Day 14: Sit Down, Write a Letter to a Friend About the New You, and Send It
I sat on this daily challenge for a whole week. My original intent was to write a letter to one of the members of my Board of Directors, thanking him for his inspiration and sharing more about the new me! However, it just didn’t feel right last week. I felt like I wanted to sink in and complete the full twenty-one days before sharing about my renewed sense of purpose and energy. I plan to draft this hand-written note over the weekend.
In the meantime, I received a beautiful gift. I came home today to a hand-written letter in the mail from my grandma on my mother’s side. She had written both on lined paper and on a postcard from Norway. She is from Norway originally, but hasn’t been there in over a decade, I suspect. She suffered a stroke in the early ’00s that left her debilitated on her left side.

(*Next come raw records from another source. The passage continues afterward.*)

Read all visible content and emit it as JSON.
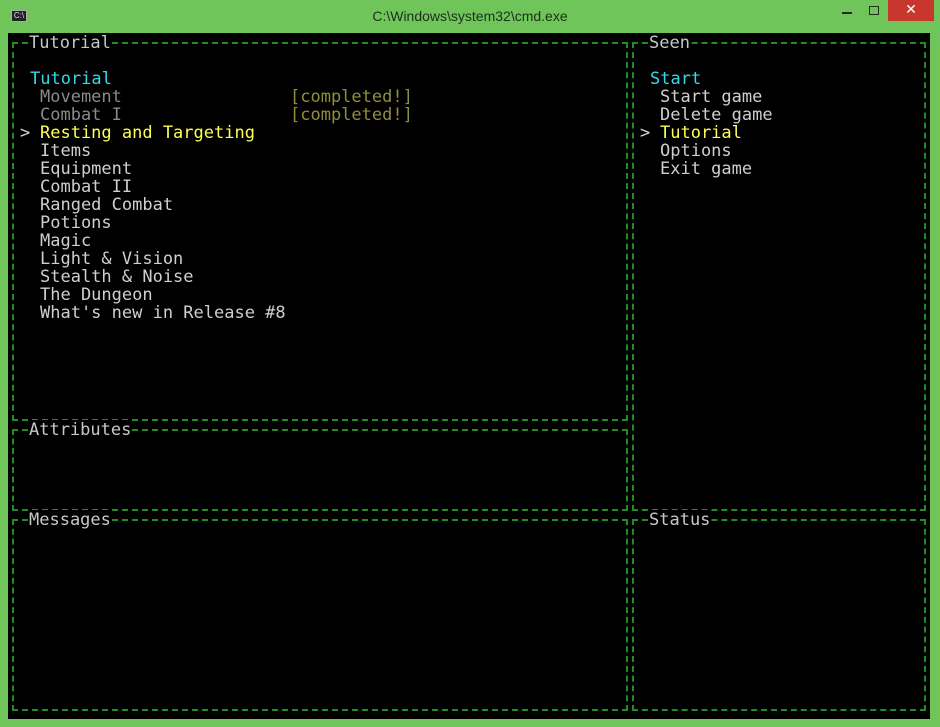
{
  "window": {
    "title": "C:\\Windows\\system32\\cmd.exe",
    "icon_label": "C:\\",
    "close_glyph": "✕"
  },
  "panels": {
    "tutorial": {
      "title": "Tutorial"
    },
    "seen": {
      "title": "Seen"
    },
    "attributes": {
      "title": "Attributes"
    },
    "messages": {
      "title": "Messages"
    },
    "status": {
      "title": "Status"
    }
  },
  "tutorial_menu": {
    "heading": "Tutorial",
    "cursor": ">",
    "items": [
      {
        "label": "Movement",
        "status": "[completed!]",
        "state": "completed"
      },
      {
        "label": "Combat I",
        "status": "[completed!]",
        "state": "completed"
      },
      {
        "label": "Resting and Targeting",
        "status": "",
        "state": "selected"
      },
      {
        "label": "Items",
        "status": "",
        "state": "normal"
      },
      {
        "label": "Equipment",
        "status": "",
        "state": "normal"
      },
      {
        "label": "Combat II",
        "status": "",
        "state": "normal"
      },
      {
        "label": "Ranged Combat",
        "status": "",
        "state": "normal"
      },
      {
        "label": "Potions",
        "status": "",
        "state": "normal"
      },
      {
        "label": "Magic",
        "status": "",
        "state": "normal"
      },
      {
        "label": "Light & Vision",
        "status": "",
        "state": "normal"
      },
      {
        "label": "Stealth & Noise",
        "status": "",
        "state": "normal"
      },
      {
        "label": "The Dungeon",
        "status": "",
        "state": "normal"
      },
      {
        "label": "What's new in Release #8",
        "status": "",
        "state": "normal"
      }
    ]
  },
  "start_menu": {
    "heading": "Start",
    "cursor": ">",
    "items": [
      {
        "label": "Start game",
        "state": "normal"
      },
      {
        "label": "Delete game",
        "state": "normal"
      },
      {
        "label": "Tutorial",
        "state": "selected"
      },
      {
        "label": "Options",
        "state": "normal"
      },
      {
        "label": "Exit game",
        "state": "normal"
      }
    ]
  },
  "colors": {
    "window_frame": "#6fc55a",
    "border": "#1f8c27",
    "heading": "#39d6e6",
    "selected": "#ffff55",
    "completed_label": "#8a8a8a",
    "completed_status": "#8f8f3b",
    "text": "#cfcfcf",
    "close_button": "#c7372d"
  }
}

The postcard was actually from a desktop calendar that I had bought her as a souvenir almost three years ago while I was visiting her hometown of Kristiansand, Norway.

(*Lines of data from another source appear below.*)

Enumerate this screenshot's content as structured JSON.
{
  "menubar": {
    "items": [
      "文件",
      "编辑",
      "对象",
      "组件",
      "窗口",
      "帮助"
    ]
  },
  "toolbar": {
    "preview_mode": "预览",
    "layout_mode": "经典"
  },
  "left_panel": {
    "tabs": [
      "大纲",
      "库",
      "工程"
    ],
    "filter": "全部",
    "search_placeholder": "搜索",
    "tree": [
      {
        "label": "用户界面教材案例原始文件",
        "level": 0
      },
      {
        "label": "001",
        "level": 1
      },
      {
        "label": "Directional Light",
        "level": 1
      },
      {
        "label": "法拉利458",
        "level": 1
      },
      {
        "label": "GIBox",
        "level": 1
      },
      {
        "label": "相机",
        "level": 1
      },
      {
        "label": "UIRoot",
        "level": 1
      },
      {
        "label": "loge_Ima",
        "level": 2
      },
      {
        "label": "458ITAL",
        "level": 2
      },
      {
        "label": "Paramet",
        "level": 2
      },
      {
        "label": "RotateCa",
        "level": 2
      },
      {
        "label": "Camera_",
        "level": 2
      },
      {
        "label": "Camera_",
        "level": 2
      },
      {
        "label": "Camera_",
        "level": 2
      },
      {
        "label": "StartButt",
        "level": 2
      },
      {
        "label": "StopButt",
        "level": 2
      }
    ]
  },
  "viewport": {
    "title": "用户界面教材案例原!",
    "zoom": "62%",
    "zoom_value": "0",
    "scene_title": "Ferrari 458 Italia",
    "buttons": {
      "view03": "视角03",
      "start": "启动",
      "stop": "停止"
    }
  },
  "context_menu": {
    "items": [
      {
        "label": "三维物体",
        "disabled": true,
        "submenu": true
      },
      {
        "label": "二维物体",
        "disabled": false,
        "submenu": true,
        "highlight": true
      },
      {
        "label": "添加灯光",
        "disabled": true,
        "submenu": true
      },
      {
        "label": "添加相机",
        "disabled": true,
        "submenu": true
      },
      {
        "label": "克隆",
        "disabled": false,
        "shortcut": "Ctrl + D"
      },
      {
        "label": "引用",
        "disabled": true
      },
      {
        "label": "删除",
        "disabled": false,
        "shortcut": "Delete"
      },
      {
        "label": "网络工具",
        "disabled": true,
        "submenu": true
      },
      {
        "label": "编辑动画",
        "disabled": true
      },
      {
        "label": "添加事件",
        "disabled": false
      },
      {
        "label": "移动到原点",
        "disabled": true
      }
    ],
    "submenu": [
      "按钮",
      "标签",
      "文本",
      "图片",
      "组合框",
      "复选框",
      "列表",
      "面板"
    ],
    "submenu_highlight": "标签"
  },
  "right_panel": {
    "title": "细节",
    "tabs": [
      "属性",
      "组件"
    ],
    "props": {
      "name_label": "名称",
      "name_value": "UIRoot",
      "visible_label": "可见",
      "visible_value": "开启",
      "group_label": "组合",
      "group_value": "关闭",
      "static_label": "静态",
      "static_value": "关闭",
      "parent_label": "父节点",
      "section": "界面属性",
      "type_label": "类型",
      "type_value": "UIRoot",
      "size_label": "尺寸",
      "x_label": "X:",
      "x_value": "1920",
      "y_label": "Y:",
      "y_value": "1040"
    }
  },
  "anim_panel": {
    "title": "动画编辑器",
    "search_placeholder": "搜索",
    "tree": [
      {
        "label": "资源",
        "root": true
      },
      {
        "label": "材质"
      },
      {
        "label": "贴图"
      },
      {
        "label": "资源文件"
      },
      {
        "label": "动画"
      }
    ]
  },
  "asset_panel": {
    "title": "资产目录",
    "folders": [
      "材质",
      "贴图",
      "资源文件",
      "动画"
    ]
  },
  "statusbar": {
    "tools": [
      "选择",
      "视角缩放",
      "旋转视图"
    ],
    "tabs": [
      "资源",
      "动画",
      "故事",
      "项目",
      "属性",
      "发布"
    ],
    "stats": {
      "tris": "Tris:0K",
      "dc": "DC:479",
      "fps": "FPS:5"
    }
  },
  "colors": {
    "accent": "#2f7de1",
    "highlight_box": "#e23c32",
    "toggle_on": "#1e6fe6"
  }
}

In her letter, she expressed her regret that I hadn’t received her early cards due to a wrong address. She then thanked me for a gift I had sent and for the flowers on her birthday. I hadn’t realized that these gestures meant as much as they did. She ended her note with the biggest surprise and the line that brought me to tears. She wrote – “Hope to see you and your friend soon.” I inhaled. I closed my eyes. I started weeping.

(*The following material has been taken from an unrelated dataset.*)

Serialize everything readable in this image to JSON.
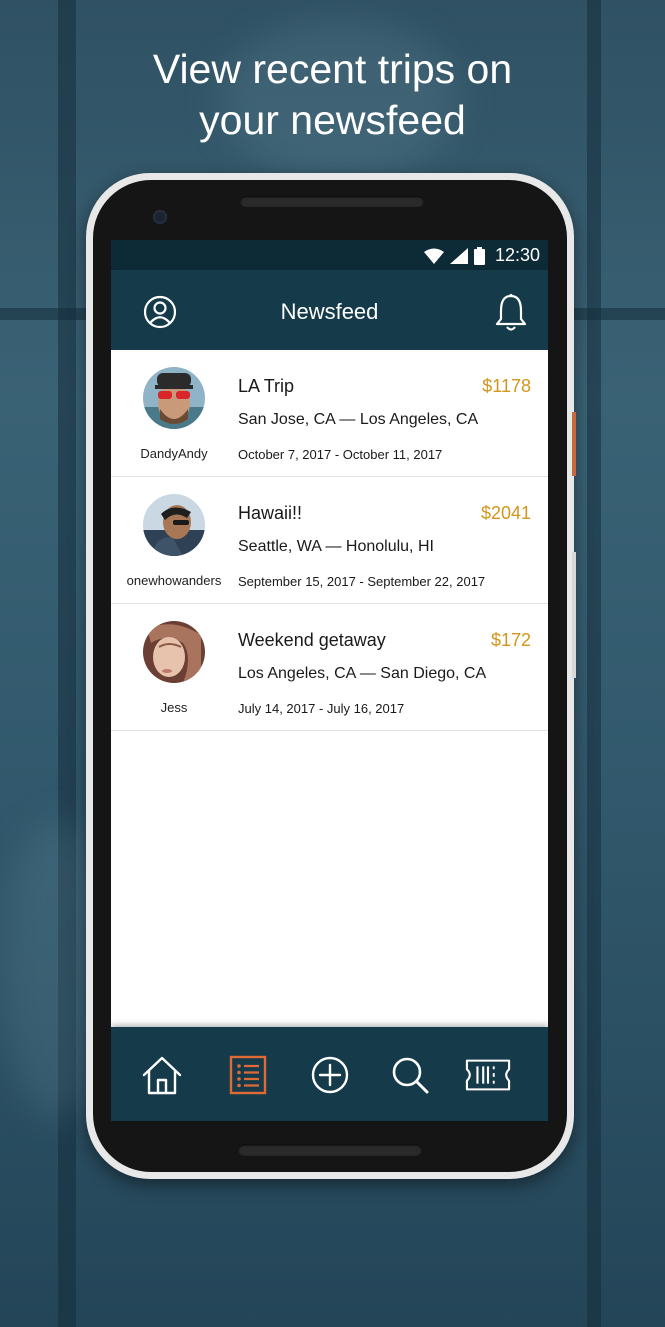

The friend my grandma was referring to is my fiance. And I was not crying because she didn’t say fiance or girlfriend or Renata. No. I cried because she had brought to me the thing that I hand’t yet brought myself to share with her – the fact that I have a fiance and that she is a woman. I had never shared this part of myself with my grandma, and even for those close to me that have known, I’ve never really opened up and expressed my feelings or desires.
I felt a deep sadness in my gut in reading my grandma’s letter that I had been too afraid – of being judged or perhaps my own judgments – to share this with her. I didn’t allow myself to be vulnerable. I didn’t believe that I could be me and still be loved by the people in my life. I felt ashamed that I had not shared, that I hadn’t been straightforward, that I had assumed the worst. By withholding and hiding from the people that love me, I moved further away from myself and created my own walls of protection. This letter knocked out a brick in that wall to shine a light in and encourage me to engage in my relationships from a truer place.
And so, cracked open like an egg, I picked up a pink pen and wrote a letter back to my grandma. I thanked her for her kind words and for expressing a desire to meet Renata. I included a photo of us. I felt joy as my pen flew across the card. My grandma had provided me with the opening that I needed to express my love and show up as me.
She gave me the chance to feel the pain of withholding and diluting connections. She gave me the chance to feel the relief of being seen. She gave me the chance to feel and express love.